The Olympics are the pinnacle events of human performance, and I believe it’s the responsibility of every fitness professional to appreciate the Games.  Be it a 2 mile long downhill course, or a 3-period hockey game, we must understand these high level performances and movement extremes to best serve our clients, may they be future Olympic hopefuls or that young athletes grandparents.

Disregarding the Olympics as a fitness professional is foolish, and I’d venture that with an open mind and a critical eye it can be one of the best continuing education events you can find.  On top of that, if you’re reading this, I doubt that accessing the online content is going to be any sort of issue for you.
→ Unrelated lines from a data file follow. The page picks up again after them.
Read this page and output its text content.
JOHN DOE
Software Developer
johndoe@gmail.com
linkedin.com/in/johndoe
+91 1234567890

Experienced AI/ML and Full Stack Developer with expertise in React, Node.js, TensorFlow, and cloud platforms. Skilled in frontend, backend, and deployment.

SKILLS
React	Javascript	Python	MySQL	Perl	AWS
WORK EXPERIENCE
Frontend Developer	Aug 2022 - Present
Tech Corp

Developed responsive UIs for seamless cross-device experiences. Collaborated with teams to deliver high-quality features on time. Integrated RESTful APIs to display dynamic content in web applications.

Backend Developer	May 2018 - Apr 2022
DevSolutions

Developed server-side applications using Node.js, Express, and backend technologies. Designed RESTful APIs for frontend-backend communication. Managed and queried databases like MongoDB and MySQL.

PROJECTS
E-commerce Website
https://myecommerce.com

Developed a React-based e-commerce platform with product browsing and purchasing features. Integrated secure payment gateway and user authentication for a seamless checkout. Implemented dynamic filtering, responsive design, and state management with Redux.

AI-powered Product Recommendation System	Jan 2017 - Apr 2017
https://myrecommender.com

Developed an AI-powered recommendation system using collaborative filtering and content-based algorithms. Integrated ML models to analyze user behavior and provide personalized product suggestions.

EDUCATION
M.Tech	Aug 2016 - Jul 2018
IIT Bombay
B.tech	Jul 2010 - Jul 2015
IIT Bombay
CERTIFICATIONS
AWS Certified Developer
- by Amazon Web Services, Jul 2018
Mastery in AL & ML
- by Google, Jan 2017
Go get yourself some Olympics.

I don’t care what event it is, but watch something.  Watch the athletes in action.  Listen to the commentators; ignore the commentators.  Listen to the coaches; ignore the coaches.  Learn from the sports in Sochi, take what can to inform your work, and integrate it.  Getting better as a trainer can be done in a variety of ways, and for the next two weeks, we have the opportunity to see the best in the world in action.  Go get yourself some Olympics.